Having gone through nightmares, appearances of death (more common in German art of the 16th century than any other, apparently, but that might have something to do with German history of that period), grand apocalypses and the aforementioned skeletons, she came to the idea of evil in art.

Showing some examples of paintings of witches’ covens and other related material, she came to the conclusion that it was well-nigh impossible to paint or draw evil successfully without making it slightly amusing and not just because we all laugh to ward off evil spirits.

The one artist who managed to overcome this problem, she maintained, was William Blake, whose Ghost of a Flea is, indeed, a terrifying picture.

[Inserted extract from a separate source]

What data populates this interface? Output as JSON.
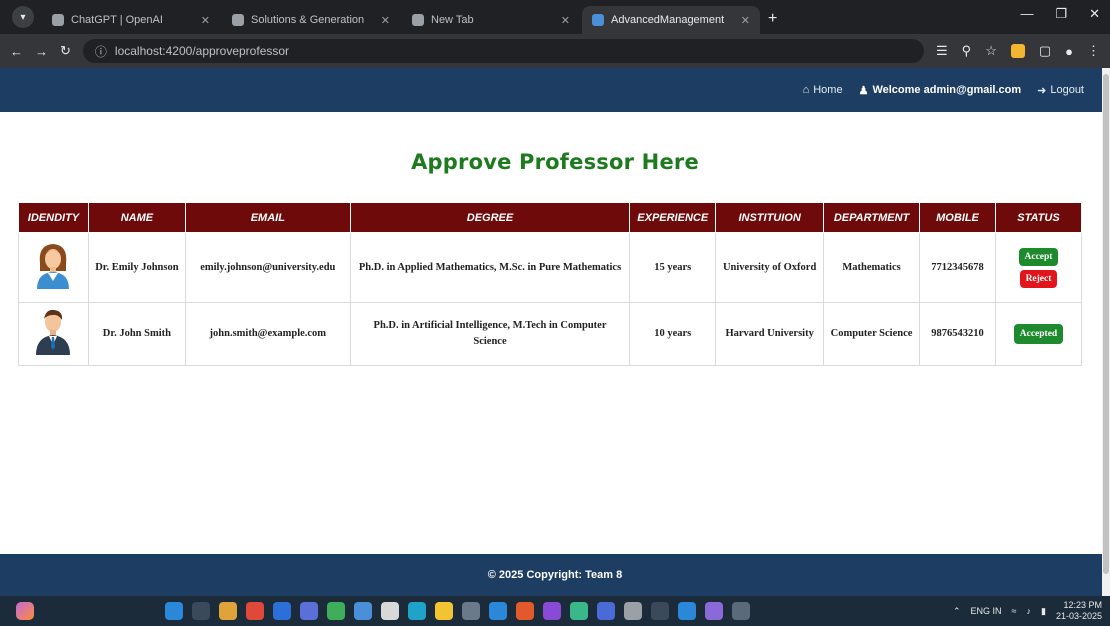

However, at an earlier point in the lecture Dr Anderson showed a couple of examples from Goya’s series, Los Caprichos. Then she added that there are some paintings she cannot quite deal with – she had never given a lecture on Goya’s series, Disasters of War and probably never will.

There was the answer to the conundrum: real evil is not imaginary monsters but what men do to each other (oh yes, and women). That is the real horror we have to face and one from which often escape through grim jokes and laughter. For, as a very knowledgeable person said to me once about the Soviet Union under Stalin, if you did not laugh, if you really thought seriously about what happened, you would go mad.